England still have everything to prove as they look to move within touching distance of their first RBS 6 Nations Grand Slam for eight years, according to World Cup-winning wing Ben Cohen.

Martin Johnson's men have produced three wins from their opening three championship matches for the first time since they last completed a clean sweep in 2003.

Despite there being two games still to play, the Grand Slam talk has already begun, something Cohen - part of the last England side to record five wins from five - insisted was totally premature. "Three games ago, we were talking about England losing against South Africa and New Zealand," he told Press Association Sport.

He added: "They've beaten Italy, got a good result in Wales, and have beaten France - who didn't really turn up for the second half. Now we're talking about them being world beaters. Let's not get carried away."
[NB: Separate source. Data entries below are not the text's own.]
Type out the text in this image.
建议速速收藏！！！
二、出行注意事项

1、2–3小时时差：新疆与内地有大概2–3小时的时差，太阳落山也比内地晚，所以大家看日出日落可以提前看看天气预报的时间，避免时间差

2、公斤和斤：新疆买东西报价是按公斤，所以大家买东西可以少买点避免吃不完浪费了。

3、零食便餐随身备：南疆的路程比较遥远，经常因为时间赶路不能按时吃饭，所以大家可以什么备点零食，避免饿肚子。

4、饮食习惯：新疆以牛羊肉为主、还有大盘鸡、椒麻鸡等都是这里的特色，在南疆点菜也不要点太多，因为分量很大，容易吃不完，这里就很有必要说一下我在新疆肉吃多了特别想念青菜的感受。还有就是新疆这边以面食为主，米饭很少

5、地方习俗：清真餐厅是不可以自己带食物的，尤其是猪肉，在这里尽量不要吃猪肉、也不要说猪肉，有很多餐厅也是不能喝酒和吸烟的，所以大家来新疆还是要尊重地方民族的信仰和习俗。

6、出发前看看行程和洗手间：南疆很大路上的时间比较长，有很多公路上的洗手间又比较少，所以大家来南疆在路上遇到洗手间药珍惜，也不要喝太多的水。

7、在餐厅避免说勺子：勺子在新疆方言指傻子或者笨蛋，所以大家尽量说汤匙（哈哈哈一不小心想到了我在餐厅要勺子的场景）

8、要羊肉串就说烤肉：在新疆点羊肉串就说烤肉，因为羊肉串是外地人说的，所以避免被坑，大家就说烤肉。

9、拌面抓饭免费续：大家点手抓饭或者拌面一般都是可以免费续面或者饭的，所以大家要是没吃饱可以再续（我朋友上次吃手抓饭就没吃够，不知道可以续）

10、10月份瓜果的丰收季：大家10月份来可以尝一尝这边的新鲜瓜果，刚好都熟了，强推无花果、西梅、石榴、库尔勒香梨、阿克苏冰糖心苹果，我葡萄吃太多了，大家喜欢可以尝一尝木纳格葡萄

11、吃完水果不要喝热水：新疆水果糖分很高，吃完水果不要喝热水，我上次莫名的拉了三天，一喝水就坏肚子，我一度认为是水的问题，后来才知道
Cohen, who is still in touch with some of his former team-mates who are still in the squad, added: "I know that Jonno and all the players are not going to get carried away. I mean, one step at a time."

Cohen knows all about false dawns, having been part of an England side who blew the Grand Slam in the final game of the tournament for three successive years before finally winning it in 2003. That success was also built on historic victories over each of the Tri-nations the previous autumn.

Cohen said: "It was a few years in the making getting to the World Cup final. We blew a couple of Championships and a couple of Grand Slams before we got to that year's Six Nations."

The Sale wing expects England to beat Scotland a week on Sunday ahead of what he branded their first real test in Ireland on the final weekend of the tournament.

"They've had five out of six games at home," he said. They've spent a lot of time at home and next week against Scotland again, so it'll be six out of seven.

"It'll stand them in good stead if they go to Ireland and win. It'll make teams sit up and take notice."